1

I am writing a Direction of Arrival (DOA) estimator using the MUSIC algorithm in python and am having trouble getting the correct spectrogram output.

Specifically, my resulting graph comes out aliased as such:

On the left is the SYNTHESIZED signal, using the same source azimuth and elevation as the real dataset. On the right is the real-world signal.

spectograms

These graphs looks like this when I am looking for 2 signals. If I am looking for only 1, they look like this:

spectograms2

My guess is that the reason this is happening is that I am trying to use a Hermitian, which should be reserved exclusively for complex numbers, when my signals are represented using only real values, without an imaginary one. The the real world dataset is presented as an NxM .wav where N is the number of channels (8) and M is the length of the signals (174800 or so) sampled at 44.1KHz. The data arrives in int16 format, which I then convert into floating point.
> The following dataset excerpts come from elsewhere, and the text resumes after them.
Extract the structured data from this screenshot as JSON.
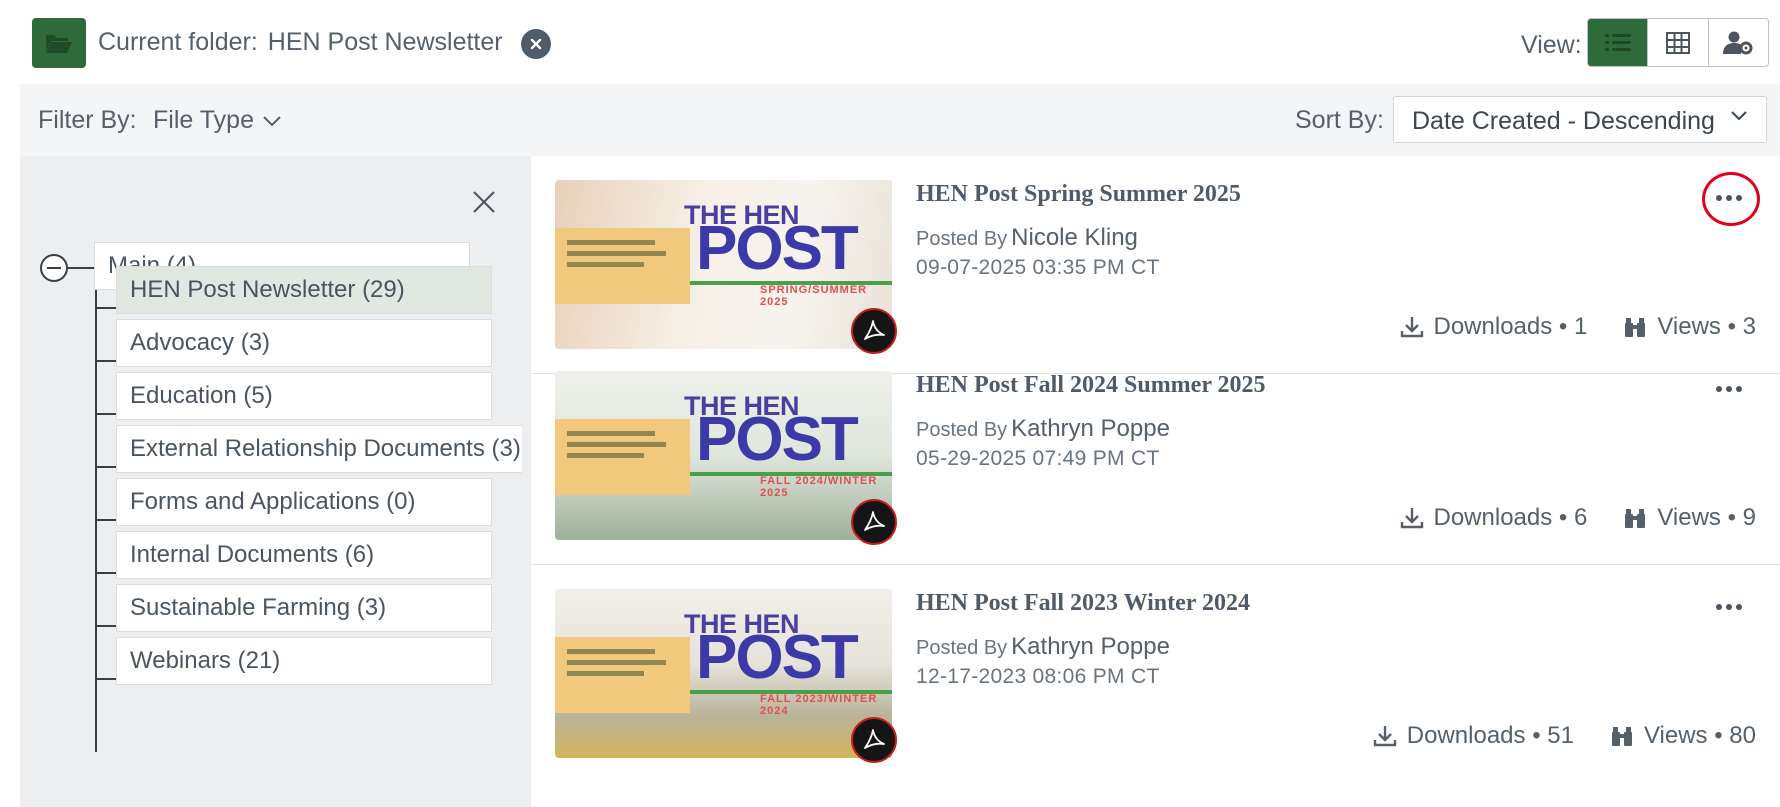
{
  "header": {
    "folder_prefix": "Current folder:",
    "folder_name": "HEN Post Newsletter",
    "view_label": "View:",
    "view_options": [
      "list-icon",
      "grid-icon",
      "user-gear-icon"
    ],
    "active_view": "list"
  },
  "filter": {
    "label": "Filter By:",
    "file_type": "File Type",
    "sort_label": "Sort By:",
    "sort_value": "Date Created - Descending"
  },
  "sidebar": {
    "root": "Main (4)",
    "items": [
      {
        "label": "HEN Post Newsletter (29)",
        "selected": true
      },
      {
        "label": "Advocacy (3)"
      },
      {
        "label": "Education (5)"
      },
      {
        "label": "External Relationship Documents (3)"
      },
      {
        "label": "Forms and Applications (0)"
      },
      {
        "label": "Internal Documents (6)"
      },
      {
        "label": "Sustainable Farming (3)"
      },
      {
        "label": "Webinars (21)"
      }
    ]
  },
  "files": [
    {
      "title": "HEN Post Spring Summer 2025",
      "posted_by": "Posted By",
      "author": "Nicole Kling",
      "date": "09-07-2025 03:35 PM CT",
      "downloads": "Downloads • 1",
      "views": "Views • 3",
      "thumb": {
        "line1": "THE HEN",
        "line2": "POST",
        "season": "SPRING/SUMMER 2025"
      }
    },
    {
      "title": "HEN Post Fall 2024 Summer 2025",
      "posted_by": "Posted By",
      "author": "Kathryn Poppe",
      "date": "05-29-2025 07:49 PM CT",
      "downloads": "Downloads • 6",
      "views": "Views • 9",
      "thumb": {
        "line1": "THE HEN",
        "line2": "POST",
        "season": "FALL 2024/WINTER 2025"
      }
    },
    {
      "title": "HEN Post Fall 2023 Winter 2024",
      "posted_by": "Posted By",
      "author": "Kathryn Poppe",
      "date": "12-17-2023 08:06 PM CT",
      "downloads": "Downloads • 51",
      "views": "Views • 80",
      "thumb": {
        "line1": "THE HEN",
        "line2": "POST",
        "season": "FALL 2023/WINTER 2024"
      }
    }
  ],
  "colors": {
    "brand_green": "#2f6b3a",
    "highlight_red": "#e3001b",
    "pdf_badge": "#151515"
  }
}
The eigenvectors I obtain from the covariance matrix look realistic, with 2 peaks, 1 twice as high as the other. The synthesized signal has only 1 peak. As seen in the graphs, if I limit to using all but the highest peak eigenvector, the spectrogram doesn't really show anything, while taking M-2 does provide peaks, but theyre aliased. I am certain this is aliasing and not a reverberation of some sort, because setting an extremely low wavelength variable for the steering matrix makes the real-world signal spectrogram perfectly symmetrical. If I shuffle microphone positions, I also never get more or less than 2 peaks.

The following are some code snippets to get an idea of how I implemented the algorithm:

The synthesized signal is created using these two functions as the core:

    def emit(shape,C):
        x = np.random.randn(shape)
        x += np.random.randn(shape)
        x *= np.sqrt(0.5)
        x *= sqrt(C)
        return x
generate(sources):
    A = array.steering_matrix(sources, wavelength)
    S = source_signal.emit((channel_count,n_snapshots),1.0)
    
    Y = A @ S
    N = noise_signal.emit((channel_count,n_snapshots),1.0)
    Y += N
    return Y

Once Y is returned, I do not tamper with it in any other way.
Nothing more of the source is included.